A escritora Ceres Maron entrevista o também escritor ERIC NOVELLO...

 

 

Eric Novello já trabalhou em bancadas de laboratórios, drogarias e instalações industriais. Estreou na literatura em 2004 e publicou projetos diversos desde então. Seu romance mais recente – Exorcismos, Amores e Uma Dose de Blues – saiu em 2014 pela Editora Gutenberg.

Multitarefas, é tradutor técnico e literário. Presta serviços ocasionais de leitura crítica e copidesque, tendo trabalhado com vários autores da nova geração.

A lista completa de seus trabalhos como autor, organizador e tradutor encontra-se disponível na seção Publicações.

De 2006 a 2012, foi colunista do Jornal de Arte Aguarrás, publicando textos sobre cinema e literatura. Entre 2009 e 2011, integrou a equipe do podcast Papo na Estante. Como compositor, trabalhou com sua irmã Cássia no projeto Noturna e escreveu o blues Doomsday.

Nascido no Rio de Janeiro, decidiu em 2007 se integrar à cultura e ao caos de São Paulo, onde reside atualmente.

Acha o feminismo importante, que a homofobia deve ser criminalizada e que o mundo pode ser menos babaca e careta. Coleciona cactos e suculentas, é dono de um maine coon chamado Odin e adora passar as horas vagas em seu PlayStation, não dispensando uma boa luta de Mortal Kombat nem um rolezinho em Arkham.

 

 

1-    Você já trabalhou em várias profissões e se intitula “multitarefa”. Em quais desses trabalhos todos você, realmente, se encontra e por quê?

Sou meio workaholic. O que não acho bom. De dois anos para cá, venho tentando deixar de ser multitarefas. De ser o cara que faz de tudo para ser o cara que faz o que gosta. Recuperei meus horários de ver filmes, de jogar no PS3, tenho passado bastante tempo cuidando do meu cactário. Esparramado no sofá lendo em papel ou no kindle. É aí que eu me encontro, no lazer, na companhia dos amigos. Na cabeça descansada. É assim que eu quero que seja mais e mais. É claro, sou tradutor, e gosto da minha profissão. E escrever é uma das coisas que dá sentido à minha vida. Sem a literatura não existe Eric Novello. Mas se a gente se sentar para comer uma torta de tiramisu e beber um bom vinho, te digo que estarei muito bem ‘encontrado’ ali.  

 

2-    De todas as suas publicações, qual a mais significativa? Por quê?

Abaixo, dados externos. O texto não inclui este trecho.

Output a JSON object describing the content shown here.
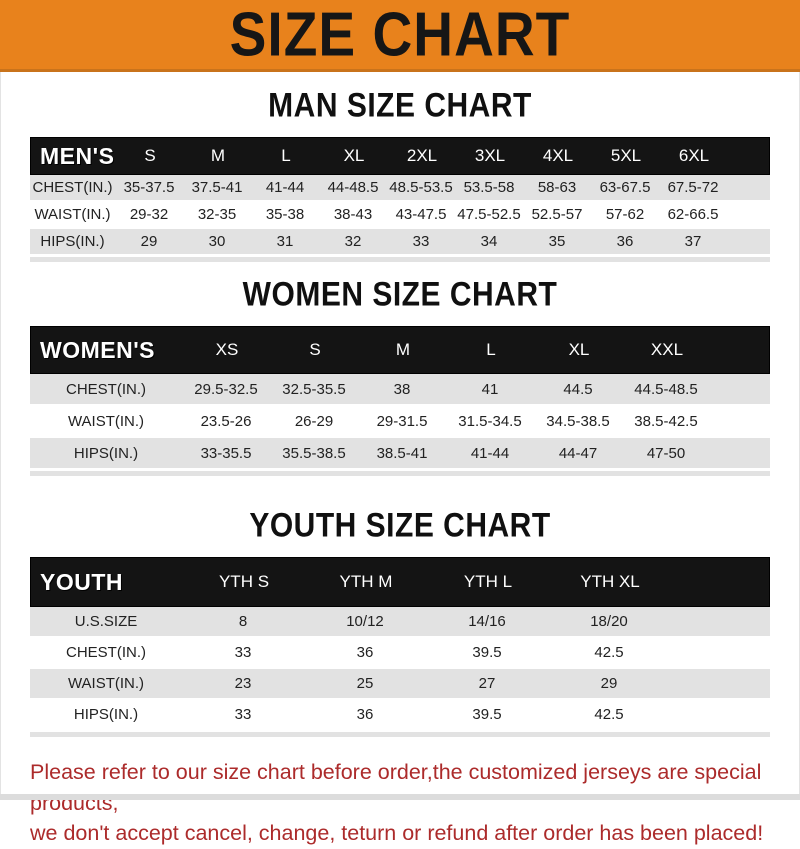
{
  "colors": {
    "banner_bg": "#E8821C",
    "banner_text": "#161616",
    "header_bar_bg": "#141414",
    "header_bar_text": "#FFFFFF",
    "row_alt_bg": "#E2E2E2",
    "footer_text": "#AC2B2B"
  },
  "banner": {
    "title": "SIZE CHART"
  },
  "man": {
    "heading": "MAN SIZE CHART",
    "table": {
      "header": [
        "MEN'S",
        "S",
        "M",
        "L",
        "XL",
        "2XL",
        "3XL",
        "4XL",
        "5XL",
        "6XL"
      ],
      "rows": [
        [
          "CHEST(IN.)",
          "35-37.5",
          "37.5-41",
          "41-44",
          "44-48.5",
          "48.5-53.5",
          "53.5-58",
          "58-63",
          "63-67.5",
          "67.5-72"
        ],
        [
          "WAIST(IN.)",
          "29-32",
          "32-35",
          "35-38",
          "38-43",
          "43-47.5",
          "47.5-52.5",
          "52.5-57",
          "57-62",
          "62-66.5"
        ],
        [
          "HIPS(IN.)",
          "29",
          "30",
          "31",
          "32",
          "33",
          "34",
          "35",
          "36",
          "37"
        ]
      ]
    }
  },
  "women": {
    "heading": "WOMEN SIZE CHART",
    "table": {
      "header": [
        "WOMEN'S",
        "XS",
        "S",
        "M",
        "L",
        "XL",
        "XXL"
      ],
      "rows": [
        [
          "CHEST(IN.)",
          "29.5-32.5",
          "32.5-35.5",
          "38",
          "41",
          "44.5",
          "44.5-48.5"
        ],
        [
          "WAIST(IN.)",
          "23.5-26",
          "26-29",
          "29-31.5",
          "31.5-34.5",
          "34.5-38.5",
          "38.5-42.5"
        ],
        [
          "HIPS(IN.)",
          "33-35.5",
          "35.5-38.5",
          "38.5-41",
          "41-44",
          "44-47",
          "47-50"
        ]
      ]
    }
  },
  "youth": {
    "heading": "YOUTH SIZE CHART",
    "table": {
      "header": [
        "YOUTH",
        "YTH S",
        "YTH M",
        "YTH L",
        "YTH XL"
      ],
      "rows": [
        [
          "U.S.SIZE",
          "8",
          "10/12",
          "14/16",
          "18/20"
        ],
        [
          "CHEST(IN.)",
          "33",
          "36",
          "39.5",
          "42.5"
        ],
        [
          "WAIST(IN.)",
          "23",
          "25",
          "27",
          "29"
        ],
        [
          "HIPS(IN.)",
          "33",
          "36",
          "39.5",
          "42.5"
        ]
      ]
    }
  },
  "footer": {
    "line1": "Please refer to our size chart before order,the customized jerseys are special products,",
    "line2": "we don't accept cancel, change, teturn or refund after order has been placed!"
  }
}
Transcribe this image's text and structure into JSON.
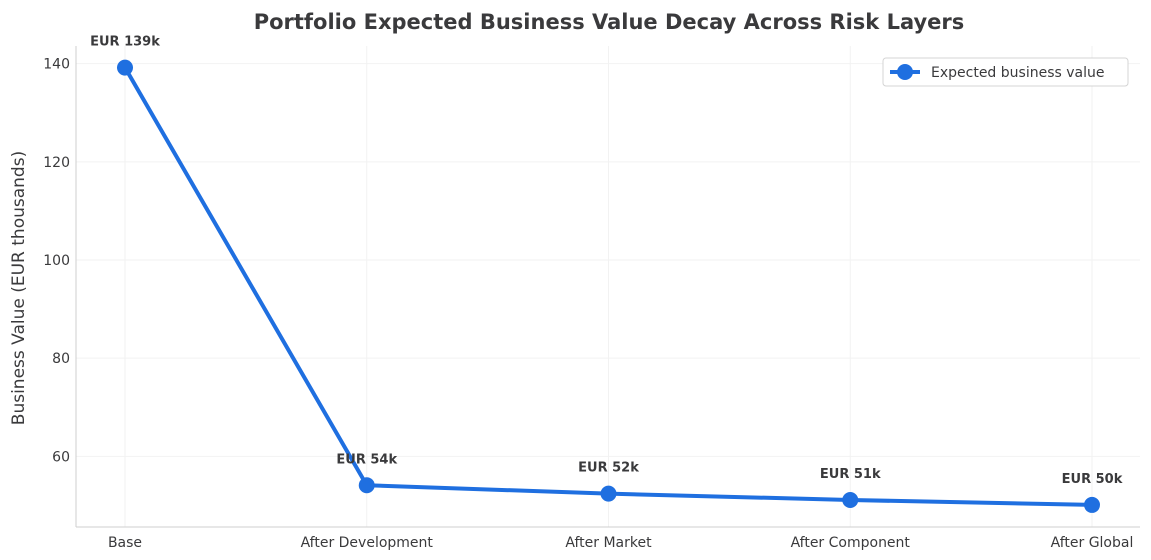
{
  "chart_data": {
    "type": "line",
    "title": "Portfolio Expected Business Value Decay Across Risk Layers",
    "xlabel": "",
    "ylabel": "Business Value (EUR thousands)",
    "categories": [
      "Base",
      "After Development",
      "After Market",
      "After Component",
      "After Global"
    ],
    "series": [
      {
        "name": "Expected business value",
        "values": [
          139.2,
          54.1,
          52.4,
          51.1,
          50.1
        ],
        "color": "#1f6fe0",
        "data_labels": [
          "EUR 139k",
          "EUR 54k",
          "EUR 52k",
          "EUR 51k",
          "EUR 50k"
        ]
      }
    ],
    "yticks": [
      60,
      80,
      100,
      120,
      140
    ],
    "ylim": [
      45.6,
      143.6
    ],
    "grid": true,
    "legend_position": "top-right"
  }
}
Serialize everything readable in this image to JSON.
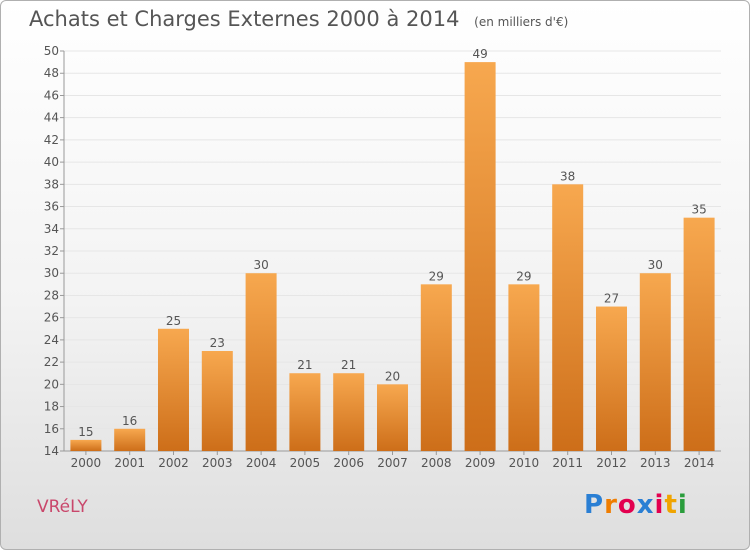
{
  "title": "Achats et Charges Externes 2000 à 2014",
  "subtitle": "(en milliers d'€)",
  "commune": "VRéLY",
  "logo": {
    "text": "Proxiti",
    "letter_colors": [
      "#2a7fd4",
      "#ef7d00",
      "#e3004f",
      "#2a7fd4",
      "#e3004f",
      "#f0a400",
      "#2a9d3c"
    ]
  },
  "colors": {
    "bar_top": "#f7a84f",
    "bar_bottom": "#cd6e19",
    "axis": "#999999",
    "grid": "#e6e6e6",
    "text": "#555555"
  },
  "chart_data": {
    "type": "bar",
    "title": "Achats et Charges Externes 2000 à 2014",
    "subtitle": "(en milliers d'€)",
    "categories": [
      "2000",
      "2001",
      "2002",
      "2003",
      "2004",
      "2005",
      "2006",
      "2007",
      "2008",
      "2009",
      "2010",
      "2011",
      "2012",
      "2013",
      "2014"
    ],
    "values": [
      15,
      16,
      25,
      23,
      30,
      21,
      21,
      20,
      29,
      49,
      29,
      38,
      27,
      30,
      35
    ],
    "ylim": [
      14,
      50
    ],
    "yticks": [
      14,
      16,
      18,
      20,
      22,
      24,
      26,
      28,
      30,
      32,
      34,
      36,
      38,
      40,
      42,
      44,
      46,
      48,
      50
    ],
    "grid": true,
    "data_labels": true
  }
}
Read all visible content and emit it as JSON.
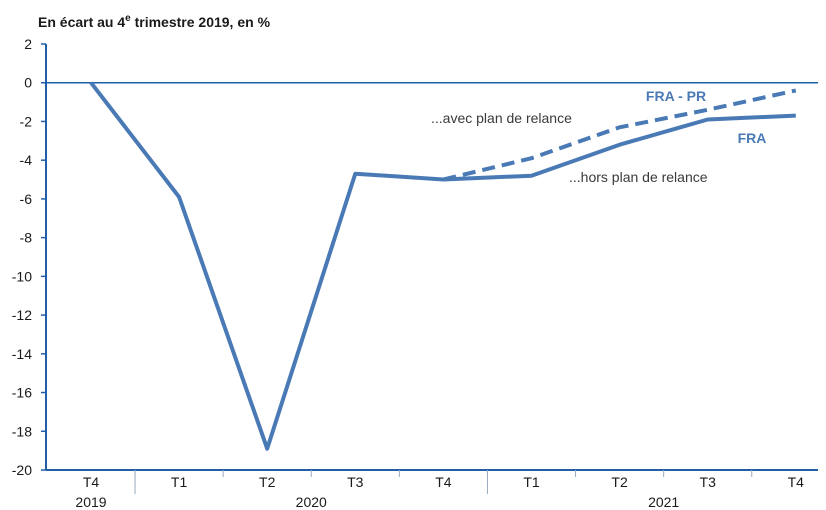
{
  "chart_data": {
    "type": "line",
    "title": "En écart au 4e trimestre 2019, en %",
    "title_parts": {
      "prefix": "En écart au 4",
      "superscript": "e",
      "suffix": " trimestre 2019, en %"
    },
    "xlabel": "",
    "ylabel": "",
    "categories": [
      "T4",
      "T1",
      "T2",
      "T3",
      "T4",
      "T1",
      "T2",
      "T3",
      "T4"
    ],
    "years": [
      {
        "label": "2019",
        "from": 0,
        "to": 0
      },
      {
        "label": "2020",
        "from": 1,
        "to": 4
      },
      {
        "label": "2021",
        "from": 5,
        "to": 8
      }
    ],
    "ylim": [
      -20,
      2
    ],
    "yticks": [
      2,
      0,
      -2,
      -4,
      -6,
      -8,
      -10,
      -12,
      -14,
      -16,
      -18,
      -20
    ],
    "grid": false,
    "series": [
      {
        "name": "FRA",
        "style": "solid",
        "color": "#4a7ab5",
        "values": [
          0,
          -5.9,
          -18.9,
          -4.7,
          -5.0,
          -4.8,
          -3.2,
          -1.9,
          -1.7
        ]
      },
      {
        "name": "FRA - PR",
        "style": "dashed",
        "color": "#4a7ab5",
        "values": [
          null,
          null,
          null,
          null,
          -5.0,
          -3.9,
          -2.3,
          -1.4,
          -0.4
        ]
      }
    ],
    "annotations": [
      {
        "text": "...avec plan de relance",
        "series": "FRA - PR"
      },
      {
        "text": "...hors plan de relance",
        "series": "FRA"
      }
    ]
  },
  "colors": {
    "line": "#4a7ab5",
    "axis": "#1f5fa8",
    "text": "#1a1a1a"
  }
}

A mais recente é sempre a mais significativa. É como um jogo, cada fase um desafio diferente, um chefão a ser vencido. E esse jogo vai ficando mais difícil a cada ano. “Exorcismos, Amores e Uma Dose de Blues”, que lancei em 2014, tem sido importante por ser meu retorno à fantasia, meu retorno a uma editora grande, a romances maiores e mais complexos, isso tudo no ano em que comemorava 10 anos da minha primeira publicação. Muita gente está conhecendo o meu trabalho a partir dele. Então, embora não tenho filho favorito, o EADB está ocupando esse posto no momento. De portal mágico para o Estranho Mundo de Eric.

 

3-    Ícaro, personagem de “A Sombra no Sol”, apresenta uma intensidade de sentimentos muito grande. Como você criou esse personagem tão cativante?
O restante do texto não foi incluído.